E. Arroyo's Ineffective Assistance of Counsel Claims Are Procedurally Barred

Petitioner's remaining claims for habeas relief fall under the category of ineffective assistance of counsel. Specifically, petitioner argues that his trial counsel was ineffective because: (1) he did not adequately conduct a pre-trial investigation; and (2) he failed to adequately prepare for trial.

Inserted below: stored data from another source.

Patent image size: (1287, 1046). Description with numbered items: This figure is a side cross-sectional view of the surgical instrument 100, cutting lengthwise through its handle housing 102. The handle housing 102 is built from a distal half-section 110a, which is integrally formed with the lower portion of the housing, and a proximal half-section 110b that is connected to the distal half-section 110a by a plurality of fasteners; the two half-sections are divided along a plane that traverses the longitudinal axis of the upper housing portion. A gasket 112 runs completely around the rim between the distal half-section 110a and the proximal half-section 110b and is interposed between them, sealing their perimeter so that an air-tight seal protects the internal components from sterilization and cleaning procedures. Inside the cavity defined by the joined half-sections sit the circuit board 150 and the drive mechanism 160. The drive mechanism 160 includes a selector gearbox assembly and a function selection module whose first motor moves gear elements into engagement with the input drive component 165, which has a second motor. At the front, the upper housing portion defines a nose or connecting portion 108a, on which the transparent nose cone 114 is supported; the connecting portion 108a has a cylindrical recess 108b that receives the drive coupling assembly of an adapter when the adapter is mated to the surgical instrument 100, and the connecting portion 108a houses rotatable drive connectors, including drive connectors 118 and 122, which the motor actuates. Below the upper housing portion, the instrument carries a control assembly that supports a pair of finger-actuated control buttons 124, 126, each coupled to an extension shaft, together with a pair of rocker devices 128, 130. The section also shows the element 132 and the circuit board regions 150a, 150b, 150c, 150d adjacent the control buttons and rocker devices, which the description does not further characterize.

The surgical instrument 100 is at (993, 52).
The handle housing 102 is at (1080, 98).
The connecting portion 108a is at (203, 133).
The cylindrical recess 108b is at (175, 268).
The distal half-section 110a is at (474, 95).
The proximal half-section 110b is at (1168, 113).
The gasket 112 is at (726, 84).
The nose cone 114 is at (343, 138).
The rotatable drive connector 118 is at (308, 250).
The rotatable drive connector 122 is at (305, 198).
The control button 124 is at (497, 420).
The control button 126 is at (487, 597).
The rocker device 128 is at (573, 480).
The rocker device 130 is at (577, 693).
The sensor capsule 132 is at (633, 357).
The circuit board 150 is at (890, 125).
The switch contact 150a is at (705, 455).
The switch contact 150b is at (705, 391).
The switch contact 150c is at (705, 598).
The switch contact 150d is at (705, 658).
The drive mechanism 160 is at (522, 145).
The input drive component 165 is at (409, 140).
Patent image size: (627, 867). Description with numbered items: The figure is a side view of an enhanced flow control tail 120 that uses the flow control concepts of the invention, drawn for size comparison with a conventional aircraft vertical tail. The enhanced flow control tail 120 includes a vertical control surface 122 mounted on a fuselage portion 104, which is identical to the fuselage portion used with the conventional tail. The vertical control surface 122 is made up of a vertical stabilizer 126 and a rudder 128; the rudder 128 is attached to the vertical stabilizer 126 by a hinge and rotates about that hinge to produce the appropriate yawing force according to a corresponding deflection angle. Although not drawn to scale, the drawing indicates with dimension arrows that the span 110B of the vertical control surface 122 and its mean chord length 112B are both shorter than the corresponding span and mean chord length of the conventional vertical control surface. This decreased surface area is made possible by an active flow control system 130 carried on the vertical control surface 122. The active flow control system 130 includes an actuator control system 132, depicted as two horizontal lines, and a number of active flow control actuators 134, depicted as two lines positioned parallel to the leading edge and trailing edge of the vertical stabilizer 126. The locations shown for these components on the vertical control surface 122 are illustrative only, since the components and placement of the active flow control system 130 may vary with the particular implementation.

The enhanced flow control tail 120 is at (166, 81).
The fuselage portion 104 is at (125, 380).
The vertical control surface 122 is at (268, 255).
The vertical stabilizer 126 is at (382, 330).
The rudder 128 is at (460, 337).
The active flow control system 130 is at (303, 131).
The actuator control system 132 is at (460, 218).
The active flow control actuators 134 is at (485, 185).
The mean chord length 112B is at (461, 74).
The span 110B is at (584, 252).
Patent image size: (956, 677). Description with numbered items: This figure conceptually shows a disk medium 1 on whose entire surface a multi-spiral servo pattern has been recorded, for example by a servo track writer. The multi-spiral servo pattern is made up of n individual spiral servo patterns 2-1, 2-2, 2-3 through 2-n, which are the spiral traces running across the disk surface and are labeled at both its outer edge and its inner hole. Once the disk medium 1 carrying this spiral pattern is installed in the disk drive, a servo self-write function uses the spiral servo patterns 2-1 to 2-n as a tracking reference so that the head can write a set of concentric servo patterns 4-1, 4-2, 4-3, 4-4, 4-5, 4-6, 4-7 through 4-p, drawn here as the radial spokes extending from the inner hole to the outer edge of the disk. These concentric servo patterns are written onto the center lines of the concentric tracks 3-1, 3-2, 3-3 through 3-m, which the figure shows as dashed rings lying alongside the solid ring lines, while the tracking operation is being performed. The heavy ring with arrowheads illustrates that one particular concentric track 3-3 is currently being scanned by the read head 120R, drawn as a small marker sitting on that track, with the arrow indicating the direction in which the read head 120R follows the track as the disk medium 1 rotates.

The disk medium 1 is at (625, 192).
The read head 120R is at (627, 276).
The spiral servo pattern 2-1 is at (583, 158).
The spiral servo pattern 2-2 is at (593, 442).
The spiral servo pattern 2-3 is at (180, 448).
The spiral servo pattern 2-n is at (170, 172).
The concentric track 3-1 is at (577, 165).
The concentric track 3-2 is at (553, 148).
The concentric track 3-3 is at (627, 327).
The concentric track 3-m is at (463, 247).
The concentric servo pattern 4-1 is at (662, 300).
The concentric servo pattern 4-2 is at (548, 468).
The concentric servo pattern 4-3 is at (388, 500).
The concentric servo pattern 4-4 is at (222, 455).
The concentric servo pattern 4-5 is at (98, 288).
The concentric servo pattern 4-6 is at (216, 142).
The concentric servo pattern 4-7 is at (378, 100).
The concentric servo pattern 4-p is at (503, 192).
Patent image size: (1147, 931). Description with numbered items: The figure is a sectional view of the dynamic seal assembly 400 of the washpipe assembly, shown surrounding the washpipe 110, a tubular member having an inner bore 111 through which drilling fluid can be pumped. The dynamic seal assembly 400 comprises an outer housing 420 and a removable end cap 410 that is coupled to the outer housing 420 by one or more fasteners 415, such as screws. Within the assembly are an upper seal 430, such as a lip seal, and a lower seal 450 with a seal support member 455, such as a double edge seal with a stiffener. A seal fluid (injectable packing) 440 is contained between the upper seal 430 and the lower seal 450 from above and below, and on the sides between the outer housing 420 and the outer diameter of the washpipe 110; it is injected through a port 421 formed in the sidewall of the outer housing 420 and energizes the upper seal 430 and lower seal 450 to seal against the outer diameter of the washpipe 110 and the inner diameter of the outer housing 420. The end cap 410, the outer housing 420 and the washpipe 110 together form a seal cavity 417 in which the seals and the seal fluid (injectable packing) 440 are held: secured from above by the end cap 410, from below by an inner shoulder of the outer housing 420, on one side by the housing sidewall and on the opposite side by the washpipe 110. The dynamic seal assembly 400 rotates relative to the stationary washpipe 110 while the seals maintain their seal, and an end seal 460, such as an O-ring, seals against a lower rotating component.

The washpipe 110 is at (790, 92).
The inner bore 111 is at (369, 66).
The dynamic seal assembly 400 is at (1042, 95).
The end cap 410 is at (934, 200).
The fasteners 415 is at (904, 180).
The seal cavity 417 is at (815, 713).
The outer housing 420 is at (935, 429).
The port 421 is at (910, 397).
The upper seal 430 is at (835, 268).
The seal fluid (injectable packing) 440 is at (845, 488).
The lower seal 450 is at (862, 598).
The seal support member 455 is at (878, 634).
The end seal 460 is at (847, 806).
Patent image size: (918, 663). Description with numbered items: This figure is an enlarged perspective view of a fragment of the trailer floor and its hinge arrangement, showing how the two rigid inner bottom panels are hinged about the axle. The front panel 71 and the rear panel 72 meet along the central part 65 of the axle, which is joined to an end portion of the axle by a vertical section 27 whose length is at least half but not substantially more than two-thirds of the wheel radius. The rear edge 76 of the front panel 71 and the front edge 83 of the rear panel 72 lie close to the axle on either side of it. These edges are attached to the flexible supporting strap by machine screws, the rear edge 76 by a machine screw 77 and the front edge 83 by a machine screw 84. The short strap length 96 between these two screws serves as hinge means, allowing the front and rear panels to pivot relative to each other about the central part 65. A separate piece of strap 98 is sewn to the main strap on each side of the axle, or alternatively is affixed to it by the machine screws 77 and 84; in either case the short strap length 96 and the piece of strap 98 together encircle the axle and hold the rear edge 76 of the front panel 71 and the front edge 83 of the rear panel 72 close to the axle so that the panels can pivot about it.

Petitioner further argues that his counsel's ineffectiveness prejudiced the outcome of the trial.

Arroyo raised the first two claims in his section 440.10 Motion. In particular, petitioner argued that his trial counsel should have interviewed Ada Carrion to prove that Arroyo was permitted to be in the apartment the night of the burglary. Further, petitioner argued that failure to investigate Arroyo's alibi was a fatal error. Additionally, Arroyo maintained that Weinstein did not adequately prepare for trial in general.

The state court rejected these claims under section 440.30(4)(b), because defendant's moving papers did not contain "sworn allegations [of fact] substantiating or tending to substantiate all the essential facts."*fn119 Additionally, the appellate court rejected the investigator's statement as to Carrion's alleged understanding with Arroyo that he was free to enter her apartment as inadmissible hearsay.*fn120 The court also rejected Arroyo's assertion that his trial counsel had failed to properly conduct a pre-trial investigation when he decided not to investigate Arroyo's alleged alibi of being at the laundromat at the time of the shooting.*fn121 The court noted the affidavit submitted by Weinstein stating that Arroyo had confessed to the crime. Thus, presenting or investigating a false alibi witness would be contrary to Weinstein's ethical obligations.*fn122 Additionally, the court found that that the allegation that Weinstein failed to properly prepare for the case was completely without merit.

To prevail on an ineffective assistance of trial counsel claim, petitioner must show: (1) that counsel's performance was deficient; and (2) actual prejudice. Arroyo has failed to meet the first prong of the Strickland standard, as there has been more than an adequate showing that Weinstein's representation met the objective standard of reasonableness, as highlighted in the 440.10 decision. Moreover, even if trial counsel's performance was deficient, any alleged deficiencies did not result in actual prejudice to petitioner's case.

Because petitioner has failed to show that the state court's decision was "contrary to, or involved an unreasonable application of, clearly established Federal law, as determined by the Supreme Court of the United States",*fn123 petitioner's application for habeas relief on this ground is denied.


For the foregoing reasons, Arroyo's section 2254 Petition is denied. The remaining issue is whether to grant a certificate of appealability ("COA"). For a COA to issue, a petitioner must make a "substantial showing of the denial of a constitutional right."*fn124 A "substantial showing" does not require a petitioner to demonstrate that he would prevail on the merits, but merely that reasonable jurists could debate whether "the petition should have been resolved in a different manner or that the issues presented were 'adequate to deserve encouragement to proceed further.'"*fn125 Petitioner has made no such showing. Accordingly, I decline to grant a certificate of appealability. The Clerk of the Court is directed to close this case.